Each battery manufacturer and battery charger manufacturer will design their battery and charger differently than another manufacturer.  The procedure described herein is for a typical Kenwood rapid charger. The following is the best procedure to follow when charging and storing batteries:

  • Turn off the radio
  • Make certain that the battery contacts are clean and unobstructed by tape or any other material. Clean contacts if necessary due to grease, grime or goo on the battery before you place in the charger.
  • Most battery chargers will allow charging of the battery either by itself or while attached to the radio. If you charger is designed for only one of these methods, use the appropriate method for your charger.
  • Insert the radio into the battery charger with the battery still attached. Some batteries have grooves on the side of the battery to keep the battery aligned with the battery contacts so that it will charge with or without a battery.  Make certain that if your battery does have the grooves, you align the grooves of the battery with the protrusions in the charger so that the battery properly sits in the charger pocket and engages with the charger.
  • The charger LED will turn on RED to indicate that it is charging. The charger analyzes the state of the battery and will do one of the following:
  • Stay RED and continue to charge the battery.
  • Flash RED to indicate that the charger thinks the battery has some issue. Typically, it means that the battery is faulty.  Sometimes you can “clear” the fault by removing and reinserting the battery.  If that does not clear the fault, try using another battery charger to see if the other charger agrees.  If multiple chargers indicate a fault, it is time to replace the battery.
  • Turn GREEN when the rapid charging is complete.
  • When the LED turns green, it is OK to leave the battery in the charger for a while, typically overnight or over a weekend.
  • Do not leave batteries in the charger for extended periods of time such as while on vacation for weeks, summer breaks or continuously. It is only likely to ruin the battery.
  • Batteries will discharge by themselves, typically at a rate of 2% per month if it is a healthy battery. If the battery has developed internal leakage, it can discharge by up to 20% per day or more depending upon how much internal leakage is in the battery.

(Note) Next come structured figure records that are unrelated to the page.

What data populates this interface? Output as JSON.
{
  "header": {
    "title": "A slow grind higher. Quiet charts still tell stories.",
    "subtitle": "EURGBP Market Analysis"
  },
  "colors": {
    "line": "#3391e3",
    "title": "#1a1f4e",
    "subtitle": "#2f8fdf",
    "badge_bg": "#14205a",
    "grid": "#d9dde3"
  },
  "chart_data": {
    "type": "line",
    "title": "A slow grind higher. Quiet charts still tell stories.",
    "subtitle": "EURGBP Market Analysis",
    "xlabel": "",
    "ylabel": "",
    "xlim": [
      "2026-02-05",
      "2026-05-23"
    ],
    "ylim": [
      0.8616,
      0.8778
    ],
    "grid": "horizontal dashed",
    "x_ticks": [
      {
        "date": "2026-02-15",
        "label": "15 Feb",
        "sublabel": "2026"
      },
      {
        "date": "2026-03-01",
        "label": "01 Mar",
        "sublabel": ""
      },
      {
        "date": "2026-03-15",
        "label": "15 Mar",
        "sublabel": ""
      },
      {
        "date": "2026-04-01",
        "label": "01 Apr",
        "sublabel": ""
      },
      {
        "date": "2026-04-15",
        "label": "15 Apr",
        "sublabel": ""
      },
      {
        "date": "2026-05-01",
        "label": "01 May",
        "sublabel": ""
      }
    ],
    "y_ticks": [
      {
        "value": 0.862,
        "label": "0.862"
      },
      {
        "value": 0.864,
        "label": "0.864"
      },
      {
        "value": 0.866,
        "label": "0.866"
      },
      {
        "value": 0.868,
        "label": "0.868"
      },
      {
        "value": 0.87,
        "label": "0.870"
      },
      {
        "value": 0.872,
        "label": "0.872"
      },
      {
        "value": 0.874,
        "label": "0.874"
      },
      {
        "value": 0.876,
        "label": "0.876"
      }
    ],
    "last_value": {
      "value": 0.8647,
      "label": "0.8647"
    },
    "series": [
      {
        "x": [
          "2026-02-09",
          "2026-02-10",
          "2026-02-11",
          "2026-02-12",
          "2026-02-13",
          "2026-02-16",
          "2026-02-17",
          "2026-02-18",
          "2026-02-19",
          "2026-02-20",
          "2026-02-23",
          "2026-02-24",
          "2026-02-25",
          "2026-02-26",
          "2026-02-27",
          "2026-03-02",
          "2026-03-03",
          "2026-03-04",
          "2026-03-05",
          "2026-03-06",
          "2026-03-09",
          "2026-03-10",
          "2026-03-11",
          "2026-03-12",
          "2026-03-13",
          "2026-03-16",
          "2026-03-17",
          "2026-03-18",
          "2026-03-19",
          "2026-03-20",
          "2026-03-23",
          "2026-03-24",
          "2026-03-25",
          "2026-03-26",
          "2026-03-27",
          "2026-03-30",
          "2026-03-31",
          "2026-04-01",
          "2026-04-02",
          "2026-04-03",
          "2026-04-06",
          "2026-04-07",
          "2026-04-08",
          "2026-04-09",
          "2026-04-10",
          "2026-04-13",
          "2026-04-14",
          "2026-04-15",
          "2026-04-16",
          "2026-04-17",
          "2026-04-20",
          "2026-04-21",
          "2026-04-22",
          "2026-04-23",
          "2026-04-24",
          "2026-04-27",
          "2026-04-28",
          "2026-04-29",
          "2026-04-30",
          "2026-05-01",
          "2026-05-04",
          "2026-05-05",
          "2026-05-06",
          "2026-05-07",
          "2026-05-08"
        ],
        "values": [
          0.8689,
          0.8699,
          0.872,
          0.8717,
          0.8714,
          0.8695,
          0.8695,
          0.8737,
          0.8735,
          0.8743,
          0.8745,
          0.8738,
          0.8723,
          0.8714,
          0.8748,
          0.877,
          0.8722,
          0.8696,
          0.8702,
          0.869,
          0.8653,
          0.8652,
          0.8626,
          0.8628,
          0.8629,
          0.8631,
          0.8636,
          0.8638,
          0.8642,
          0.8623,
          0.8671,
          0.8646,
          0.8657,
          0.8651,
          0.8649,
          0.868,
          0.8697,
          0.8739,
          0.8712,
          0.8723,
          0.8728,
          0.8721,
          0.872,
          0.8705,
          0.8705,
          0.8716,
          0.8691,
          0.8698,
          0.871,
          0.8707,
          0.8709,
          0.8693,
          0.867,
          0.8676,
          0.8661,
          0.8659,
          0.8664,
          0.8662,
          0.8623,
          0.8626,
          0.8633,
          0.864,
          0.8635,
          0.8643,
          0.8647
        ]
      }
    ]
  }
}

  • When a battery is charged and attached to a radio that is turned off, the battery will discharge by itself over time. Most radios still draw a small amount of energy from the battery when turned off, so the longer the battery sits, the more it will be drained.  Different models of radios act differently, so there is no universal number, but you can expect a healthy battery attached to a good radio to discharge at the rate of 3% per month or more while not in use.  Therefore, for extended storage, it is better to disconnect the battery from the radio.
  • It is best to never fully discharge a battery. Some batteries will never recover fully when the battery is drained completely.  Most radios will stop working well before the battery is fully discharged.   If you leave a radio turned on for extended periods, it will drain the battery to the point where the radio stops working and continue to drain the battery until it eventually goes to zero volts.  At that point, the battery is unlikely to recover when charged.  If the battery is charged well before it gets to zero volts, it may mostly or fully recover.
  • Batteries should be fully charged as soon as possible after being discharged. The longer you wait to charge the battery when it is fully discharged, the greater the likelihood that the battery will be damaged.
  • New batteries come with a “dry” charge which is OK to store for reasonable periods of time, typically 1-2 years. After that, the battery should be charged to sit on the shelf.
  • Once a battery has been placed into service, the battery should be stored in the fully charged condition

I hope that this discussion of battery treatment is informative and will help you get maximum performance from your fleet of batteries.